A federal appeals court on Thursday ruled that a Mississippi police officer who dropped off an incoherent developmentally disabled man at the county line where he was later struck and killed by a passing vehicle could not be sued by the man’s family, reasoning that his conduct did not amount to a violation of “clearly established” law.
In a 2-1 decision reversing a lower court’s decision, the U.S. Court of Appeals for the Fifth Circuit ruled that Attala County Deputy Darrin Fleming was entitled to qualified immunity in the death of Gerald Simpson, and had no duty to protect the mentally impaired man from his violent death.
After Simpson was spotted walking in the middle of a highway, Fleming picked him up and put him in the back seat of his patrol car. Simpson was unable to communicate where he lived but pointed west. Fleming proceeded to drive west and did not ask for Simpson’s address or identification card. When he reached the county line sometime after dusk, Fleming pulled over and opened the door and let Simpson out on the side of the highway where he was later struck and killed by a passing motorist.
Fleming said that he “merely wished to assist Simpson by providing a courtesy ride home,” but Simpson’s family alleged that Fleming was acting pursuant to Attala County custom of picking up those viewed as vagrants and dropping them off in neighboring jurisdictions.
Under the doctrine of qualified immunity, government officials are shielded from civil liability for any conduct that does not violate a person’s “clearly established” constitutional rights. But in order for that right to be clearly established, the particular conduct of the alleged violator must have previously been established to such an extent as to “place the statutory or constitutional question beyond debate.”
The Court’s Reasoning
The court found that there was no “special relationship” created when Fleming chose to put Simpson in the backseat of his patrol car because there was no clearly established previous case that ruled such a relationship would have existed under the specific facts of this case.
“Here, while Simpson was killed by a motorist after Fleming dropped him off at the county line, the High Court in DeShaney held that states and their officials have no affirmative duty to protect individuals from violence by private actors,” the court wrote referring to the Supreme Court’s 1989 decision in DeShaney v. Winnebago County Department of Social Services. “The Court explained That the State once took temporary custody of [the child] does not alter the analysis, for when it returned him to his father’s custody, it placed him in no worse position than that in which he would have been had it not acted at all; the State does not become the permanent guarantor of an individual’s safety by having once offered him shelter. “
As attorney and writer Luppe B. Luppen pointed out, however, the appellate court appeared to be stretching the actual holding of that case to fit the current circumstances.
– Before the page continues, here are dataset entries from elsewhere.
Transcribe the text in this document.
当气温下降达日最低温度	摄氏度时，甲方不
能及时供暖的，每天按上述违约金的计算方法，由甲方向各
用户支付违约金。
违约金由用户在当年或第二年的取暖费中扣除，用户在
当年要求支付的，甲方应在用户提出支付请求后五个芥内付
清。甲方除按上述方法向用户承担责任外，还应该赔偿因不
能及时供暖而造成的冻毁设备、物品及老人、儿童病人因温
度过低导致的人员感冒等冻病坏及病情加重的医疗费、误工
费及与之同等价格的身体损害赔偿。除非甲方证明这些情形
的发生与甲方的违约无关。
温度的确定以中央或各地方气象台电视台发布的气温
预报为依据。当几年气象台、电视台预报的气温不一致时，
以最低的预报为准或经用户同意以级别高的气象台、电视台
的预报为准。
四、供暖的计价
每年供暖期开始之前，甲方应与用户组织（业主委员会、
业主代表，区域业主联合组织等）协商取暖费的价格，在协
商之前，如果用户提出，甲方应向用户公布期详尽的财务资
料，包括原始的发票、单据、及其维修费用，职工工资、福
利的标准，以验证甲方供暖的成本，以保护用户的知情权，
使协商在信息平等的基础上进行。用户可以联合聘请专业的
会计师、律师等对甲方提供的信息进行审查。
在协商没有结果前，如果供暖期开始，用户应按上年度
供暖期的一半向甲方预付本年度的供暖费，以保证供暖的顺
In the 5th Circuit case we have state action—law enforcement officers driving the man to the county line and leaving him there as dusk set in.
The 5th Circuit says it’s never recognized a ‘state-created harm’ exception to Deshaney, but imo it hasn’t shown Deshaney controls.
— southpaw (@nycsouthpaw) February 21, 2020
Circuit Judge James L. Dennis dissented from the majority, writing that the facts show Fleming “clearly and obviously violated Simpson’s Fourth Amendment rights.”